GENOME ANNOUNCEMENT

Bovine tuberculosis (BT) due to Mycobacterium bovis is a chronic infectious disease affecting domestic animal species, like cattle, wild animals, and sometimes humans (1–4).

In France, an officially BT-free member of the European Union (EU), Mycobacterium bovis remains endemic in a few regions of the country (5). The in-depth genetic study of strains of M. bovis responsible for the persistence of outbreaks revealed several strains with a genotypic profile associated with localization to a specific region (6). Some of these strains infect both livestock and wildlife in an undifferentiated way and proved their ability to proliferate in multihost systems. To understand how they have evolved, strains of spoligotypes SB0821, SB0134, and SB0121 specific to the Aquitaine and Normandie regions were selected to perform whole-genome sequencing. Strain D11-01601 of spoligotype SB0821-MLVA 6 5 5 3 11 2 5.5 8, strain D11-03130 of spoligotype SB0121-MLVA 5 2 5 3 8 2 5 6, and strain D11-00843 of spoligotype SB0134-MLVA 7 4 5 3 10 4 5 10 were, respectively, isolated in Aquitaine (2011) from retropharyngeal lymph nodes of a wild boar and in Haute-Normandy (2011) and in Aquitaine (2011) from respiratory lymph nodes of cattle, as described before (6).

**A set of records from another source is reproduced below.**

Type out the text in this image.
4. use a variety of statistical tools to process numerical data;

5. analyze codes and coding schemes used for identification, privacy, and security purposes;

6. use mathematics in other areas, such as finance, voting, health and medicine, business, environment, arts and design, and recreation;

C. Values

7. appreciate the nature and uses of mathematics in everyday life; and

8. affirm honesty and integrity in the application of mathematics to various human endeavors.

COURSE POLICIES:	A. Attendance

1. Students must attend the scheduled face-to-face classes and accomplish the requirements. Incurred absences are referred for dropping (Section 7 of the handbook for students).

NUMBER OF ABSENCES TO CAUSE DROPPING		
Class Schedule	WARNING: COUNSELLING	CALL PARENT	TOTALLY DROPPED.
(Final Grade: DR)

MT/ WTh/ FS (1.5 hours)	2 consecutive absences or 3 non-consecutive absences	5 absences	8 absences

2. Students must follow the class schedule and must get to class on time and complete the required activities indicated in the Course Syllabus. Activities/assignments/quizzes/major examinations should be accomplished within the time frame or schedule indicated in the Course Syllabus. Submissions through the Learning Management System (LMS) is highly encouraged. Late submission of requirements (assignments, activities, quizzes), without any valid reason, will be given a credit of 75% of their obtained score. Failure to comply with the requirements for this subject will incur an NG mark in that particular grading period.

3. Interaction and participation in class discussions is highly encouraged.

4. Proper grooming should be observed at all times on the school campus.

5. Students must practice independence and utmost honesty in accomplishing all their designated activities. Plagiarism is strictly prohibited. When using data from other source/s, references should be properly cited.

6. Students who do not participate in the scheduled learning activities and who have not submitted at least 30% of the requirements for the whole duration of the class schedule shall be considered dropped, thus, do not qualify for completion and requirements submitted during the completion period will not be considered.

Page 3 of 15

Isolates were grown in 10 ml of Middlebrook 7H9 liquid medium supplemented with 10% oleic acid-albumin-dextrose-catalase (OADC) for 4 weeks. Bacteria were thermolysed for 1 h at 80°C, and chromosomal DNA was extracted with phenol-chloroform.

DNA sequencing was performed at Genoscreen (Lille, France) on a HiSeq 2500 (Illumina, San Diego, CA, USA) to obtain 2 × 100 paired-end sequences, for an average coverage of 80×. Sequencing strain D11-01601 produced 3,238,397 paired-end reads of 100 bp and 3,085,262 reads after filtering with Sickle version 1.33. We performed de novo assembly using SPAdes version 3.9.0 (2) on trimmed sequences, with a k-mer size of 55. We obtained 146 contigs (largest, 237,066 bp) for a total length of 4,296,059 bp; we used only contigs larger than 200 bp, a G+C content of 65.54%, and an N₅₀ of 98,742 bp (QUAST version 4.2 [7]). Annotation was performed by the National Center for Biotechnology Information (NCBI) Prokaryotic Genome Annotation Pipeline (8), which predicted 4,112 coding DNA sequences (CDSs) for 4,297 total genes, 45 tRNAs, and 134 pseudogenes.

As the same pipeline, strain D11-00843 sequencing produced 1,760,482 paired-end reads and 1,679,977 reads after filtering. We obtained 191 contigs (largest, 176,982 bp) for a total length of 4,294,610 bp (G+C content, 65.54%; N₅₀, 59,829 bp). The annotation predicted 4,128 CDSs for 4,328 total genes, 45 tRNAs, and 149 pseudogenes. For strain D11-03130, sequencing produced 3,187,526 paired-end reads and 2,993,919 reads after filtering. We obtained 155 contigs (largest, 236,095 bp) for a total length of 4,308,841 bp (G+C content, 65.56%; N₅₀, 122,015 bp). The annotation predicted 4,127 CDSs for 4,314 total genes, 45 tRNAs, and 136 pseudogenes.

Accession number(s).

The whole-genome shotgun projects have been deposited at DDBJ/ENA/GenBank under accession numbers MTZQ00000000, MTZR00000000, and MTZS00000000 for strains D11-01601, D11-00843, and D11-03130, respectively. The versions described in this paper are versions MTZQ01000000, MTZR01000000, and MTZS01000000, respectively.